Let me tell you kids, there was never such a great comedian as the tremendous Bill Hicks. I had the good fortune of knowing him, even opening for him at the beginning of my career in show business and life. I loved him and worshipped him and I was not alone. My friend attended his funeral and said he had never witnessed so many tough grown men crying. We loved Bill so much. He was our mentor and our friend.
I remember him most vividly at comedy day in San Francisco. This might have been 1990 or before or later. The years blend into themselves and fold back on themselves and I can’t remember which happened first or last but I do remember it all. Bill came into the tent, setting down a black garment bag, with multiple tags, the kind that folds a man’s suit in half. He looked at me kindly, as he always did, as I was then the girlfriend of a Houston comic, a real good ol’ boy, and so technically I was family, as Texans are intensely familial and ancestral and filial and all that.

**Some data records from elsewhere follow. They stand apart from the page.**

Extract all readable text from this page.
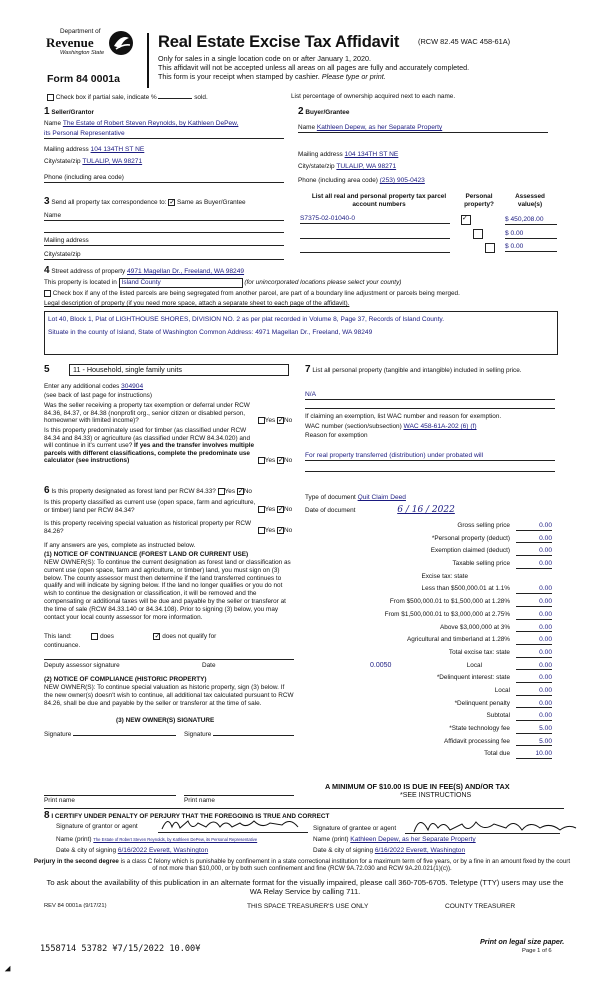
Department of
Revenue
Washington State
Form 84 0001a
Real Estate Excise Tax Affidavit	(RCW 82.45 WAC 458-61A)
Only for sales in a single location code on or after January 1, 2020.
This affidavit will not be accepted unless all areas on all pages are fully and accurately completed.
This form is your receipt when stamped by cashier. Please type or print.
Check box if partial sale, indicate %	sold.	List percentage of ownership acquired next to each name.
1 Seller/Grantor
Name The Estate of Robert Steven Reynolds, by Kathleen DePew,
its Personal Representative
Mailing address 104 134TH ST NE
City/state/zip TULALIP, WA 98271
Phone (including area code)
2 Buyer/Grantee
Name Kathleen Depew, as her Separate Property
Mailing address 104 134TH ST NE
City/state/zip TULALIP, WA 98271
Phone (including area code) (253) 905-0423
3 Send all property tax correspondence to: ✓ Same as Buyer/Grantee
Name
Mailing address
City/state/zip
List all real and personal property tax parcel account numbers
Personal property?
Assessed value(s)
S7375-02-01040-0 ✓	$ 450,208.00
$ 0.00
$ 0.00
4 Street address of property 4971 Magellan Dr., Freeland, WA 98249
This property is located in Island County	(for unincorporated locations please select your county)
Check box if any of the listed parcels are being segregated from another parcel, are part of a boundary line adjustment or parcels being merged.
Legal description of property (if you need more space, attach a separate sheet to each page of the affidavit).
Lot 40, Block 1, Plat of LIGHTHOUSE SHORES, DIVISION NO. 2 as per plat recorded in Volume 8, Page 37, Records of Island County.
Situate in the county of Island, State of Washington Common Address: 4971 Magellan Dr., Freeland, WA 98249
5	11 - Household, single family units
Enter any additional codes 304904
(see back of last page for instructions)
Was the seller receiving a property tax exemption or deferral under RCW 84.36, 84.37, or 84.38 (nonprofit org., senior citizen or disabled person, homeowner with limited income)?	Yes ✓ No
Is this property predominately used for timber (as classified under RCW 84.34 and 84.33) or agriculture (as classified under RCW 84.34.020) and will continue in it's current use? If yes and the transfer involves multiple parcels with different classifications, complete the predominate use calculator (see instructions)	Yes ✓ No
6 Is this property designated as forest land per RCW 84.33? Yes ✓ No
Is this property classified as current use (open space, farm and agriculture, or timber) land per RCW 84.34?	Yes ✓ No
Is this property receiving special valuation as historical property per RCW 84.26?	Yes ✓ No
If any answers are yes, complete as instructed below.
(1) NOTICE OF CONTINUANCE (FOREST LAND OR CURRENT USE)
NEW OWNER(S): To continue the current designation as forest land or classification as current use (open space, farm and agriculture, or timber) land, you must sign on (3) below. The county assessor must then determine if the land transferred continues to qualify and will indicate by signing below. If the land no longer qualifies or you do not wish to continue the designation or classification, it will be removed and the compensating or additional taxes will be due and payable by the seller or transferor at the time of sale (RCW 84.33.140 or 84.34.108). Prior to signing (3) below, you may contact your local county assessor for more information.
This land:	does ✓	does not qualify for
continuance.
Deputy assessor signature	Date
(2) NOTICE OF COMPLIANCE (HISTORIC PROPERTY)
NEW OWNER(S): To continue special valuation as historic property, sign (3) below. If the new owner(s) doesn't wish to continue, all additional tax calculated pursuant to RCW 84.26, shall be due and payable by the seller or transferor at the time of sale.
(3) NEW OWNER(S) SIGNATURE
Signature	Signature
Print name	Print name
7 List all personal property (tangible and intangible) included in selling price.
N/A
If claiming an exemption, list WAC number and reason for exemption.
WAC number (section/subsection) WAC 458-61A-202 (6) (f)
Reason for exemption
For real property transferred (distribution) under probated will
Type of document Quit Claim Deed
Date of document	6 / 16 / 2022
Gross selling price	0.00
*Personal property (deduct)	0.00
Exemption claimed (deduct)	0.00
Taxable selling price	0.00
Excise tax: state
Less than $500,000.01 at 1.1%	0.00
From $500,000.01 to $1,500,000 at 1.28%	0.00
From $1,500,000.01 to $3,000,000 at 2.75%	0.00
Above $3,000,000 at 3%	0.00
Agricultural and timberland at 1.28%	0.00
Total excise tax: state	0.00
0.0050	Local	0.00
*Delinquent interest: state	0.00
Local	0.00
*Delinquent penalty	0.00
Subtotal	0.00
*State technology fee	5.00
Affidavit processing fee	5.00
Total due	10.00
A MINIMUM OF $10.00 IS DUE IN FEE(S) AND/OR TAX
*SEE INSTRUCTIONS
8 I CERTIFY UNDER PENALTY OF PERJURY THAT THE FOREGOING IS TRUE AND CORRECT
Signature of grantor or agent
Name (print) The Estate of Robert Steven Reynolds, by Kathleen DePew, its Personal Representative
Date & city of signing 6/16/2022 Everett, Washington
Signature of grantee or agent
Name (print) Kathleen Depew, as her Separate Property
Date & city of signing 6/16/2022 Everett, Washington
Perjury in the second degree is a class C felony which is punishable by confinement in a state correctional institution for a maximum term of five years, or by a fine in an amount fixed by the court of not more than $10,000, or by both such confinement and fine (RCW 9A.72.030 and RCW 9A.20.021(1)(c)).
To ask about the availability of this publication in an alternate format for the visually impaired, please call 360-705-6705. Teletype (TTY) users may use the WA Relay Service by calling 711.
REV 84 0001a (9/17/21)	THIS SPACE TREASURER'S USE ONLY	COUNTY TREASURER
1558714 53782 ¥7/15/2022 10.00¥
Print on legal size paper.
Page 1 of 6
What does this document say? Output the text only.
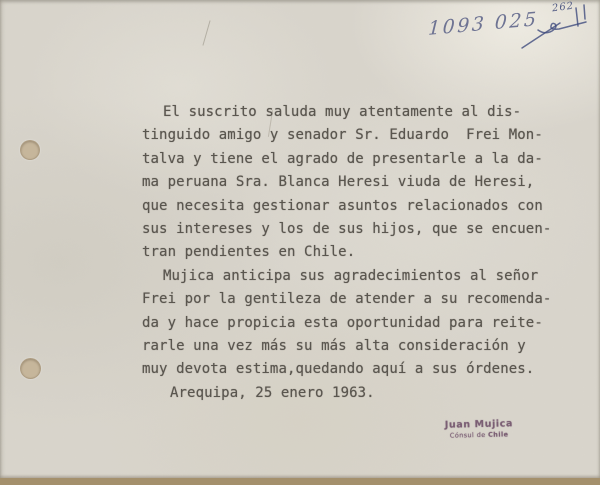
1093 025
262
El suscrito saluda muy atentamente al dis-
tinguido amigo y senador Sr. Eduardo  Frei Mon-
talva y tiene el agrado de presentarle a la da-
ma peruana Sra. Blanca Heresi viuda de Heresi,
que necesita gestionar asuntos relacionados con
sus intereses y los de sus hijos, que se encuen-
tran pendientes en Chile.
Mujica anticipa sus agradecimientos al señor
Frei por la gentileza de atender a su recomenda-
da y hace propicia esta oportunidad para reite-
rarle una vez más su más alta consideración y
muy devota estima,quedando aquí a sus órdenes.
Arequipa, 25 enero 1963.
Juan Mujica
Cónsul de Chile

Bill was Houston, as he was New York and also London. Bill was the world. He pointed his eyes at me, the sweetness in his face just bubbling over and asked after me and my life and he wore a bloodstained postal worker’s cap on his handsome head and I felt special and like a woman even though I was still just a girl and I felt alive and important and like everything I had wanted to happen was happening and this was good. I have chased that feeling ever since, of being young and your life unrolling like a magic carpet in front of you and all that exists is the future and the brightness of it hurts to look at.
Bill was our Jesus. That’s what I recall Brett Butler saying, “Bill, well he just wanted to be Jesus.” The truest statement that was an image that Bill had wanted to convey and what we all as struggling comics needed to exist, a messiah. Bill was our lord and I think of him still in this way and I think many do. All of us who loved him do.